Gusen jest obozem dość szczególnym, a nas, Polaków, interesuje z dwóch powodów: po pierwsze dlatego, że 60% więźniów stanowili Polscy więźniowie polityczni, którzy od 1940 r. napływali tam tysiącami. 28 tys. nie przeżyło Gusen. W Polsce przekłada się to na kilkadziesiąt tysięcy ludzi, dotkniętych stratą kogoś bliskiego.
Nie był to obóz masowej zagłady Żydów i być może dlatego opinia światowa jest nim mniej zainteresowana. Obozy takie jak Majdanek czy Mauthausen są chronione, natomiast Gusen pozostaje w cieniu.
Ambasada polska chce stworzyć wraz z władzami Austrii, fundację "Gusen", która pomoże chronić to miejsce kaźni tysięcy Polaków. Zarówno przewodniczący parlamentu Austrii - Heinz Fisher, reprezentujący socjaldemokratów, jak i minister spraw wewnętrznych - E. Strassner, z chadecji, ustalili wspólny fundusz wspierania fundacji - każdy po 1,5 mln szylingów.

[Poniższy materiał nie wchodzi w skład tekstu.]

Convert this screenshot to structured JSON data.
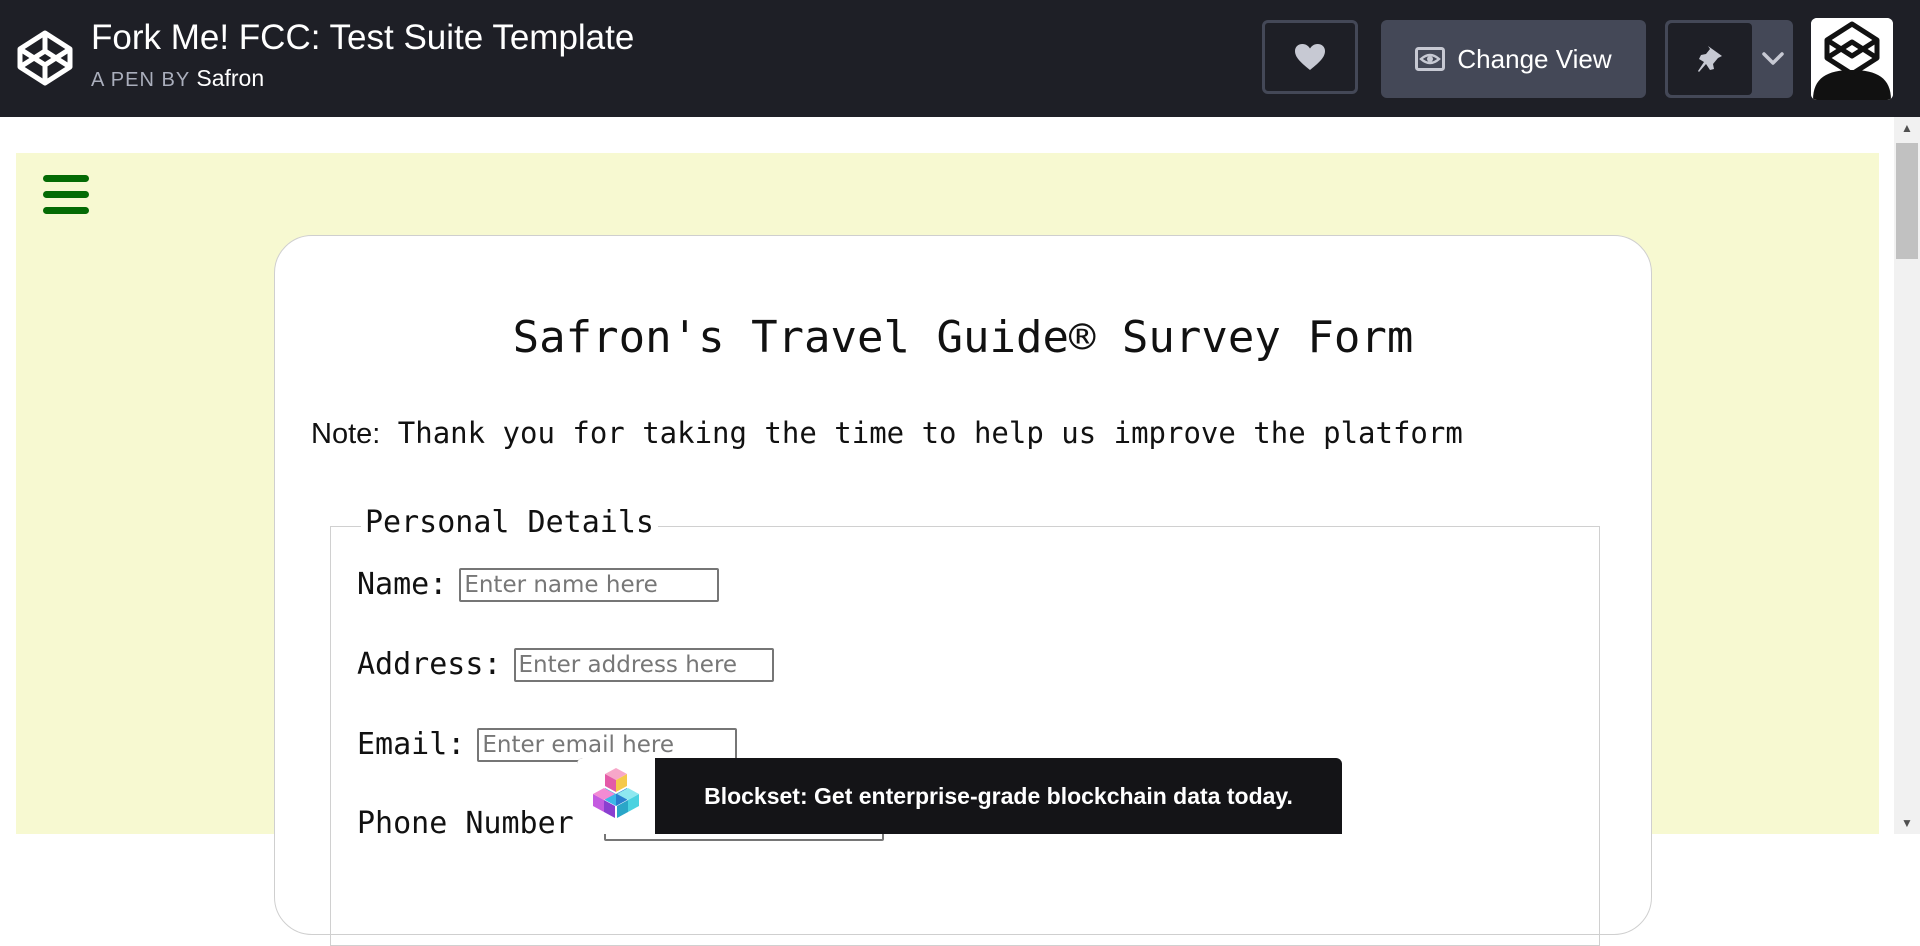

Trzeba zwrócić uwagę także na to, że wspólne działania b. więźniów różnych narodowości są niezwykle ważne na drodze integracji europejskiej.
WP: Często mówi się, ze Polska prowadzi jednostronną politykę zagraniczną, nastawioną wyłącznie na integrację z Unią Europejską?

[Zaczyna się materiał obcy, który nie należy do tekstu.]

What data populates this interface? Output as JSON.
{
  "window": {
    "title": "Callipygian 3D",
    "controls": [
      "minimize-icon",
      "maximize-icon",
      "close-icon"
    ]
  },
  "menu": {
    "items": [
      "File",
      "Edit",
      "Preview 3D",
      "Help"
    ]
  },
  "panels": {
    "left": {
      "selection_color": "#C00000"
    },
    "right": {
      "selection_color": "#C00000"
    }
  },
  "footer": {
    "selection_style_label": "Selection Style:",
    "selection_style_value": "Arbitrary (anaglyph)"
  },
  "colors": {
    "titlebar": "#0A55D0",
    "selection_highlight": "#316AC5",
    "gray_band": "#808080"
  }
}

Min. Bartoszewski: Całkowicie odżegnuję się od ślepego zapatrzenia na UE. Ponadto udział w Unii Europejskiej nie zamyka drogi dla rozwijania polityki zagranicznej na inne państwa czy organizacje. Ja w ciągu 11 miesięcy sprawowania funkcji ministra odbyłem szereg podróży - do Pekinu, Kairu, Moskwy. Nie są to przecież kraje Unii Europejskiej. Mamy ponadto doskonałe stosunki z sąsiadami - co jest zrozumiałe. Chcę zapewnić, że nie będę startował w wyborach do parlamentu; nie wystartują także moi najbliżsi współpracownicy. Zapewni to ciągłość i nieustającą efektywność prowadzenia polityki zagranicznej.
WP: Czy rząd polski zauważa dylemat, jaki wiąże się z potrzebą wprowadzenia wiz dla krajów Europy Wschodniej. Czy nie popsuje to tak dobrych stosunków z Ukrainą czy Litwą?
Min. Bartoszewski: Polski rząd i Ministerstwo Spraw Zagranicznych starają się jak najbardziej opóźnić wprowadzenie postanowień traktatu z Schengen. Nawet jeśli zostalibyśmy członkiem Unii Europejskiej w 2003 roku, jest to przecież jeszcze długi okres czasu. Po drodze będą wybory i problemem tym będzie się musiał zająć nowy rząd, za którym stanie większość parlamentarna - jemu będzie łatwiej wprowadzać takie niepopularne rozwiązania.
Będziemy się jednocześnie starali zapewnić jak najlepszy kontakt Polaków z mieszkańcami Europy Wschodniej. Nie będziemy też wprowadzać żadnych niepotrzebnych utrudnień w kontaktach Litwinów czy Ukraińców z Polską.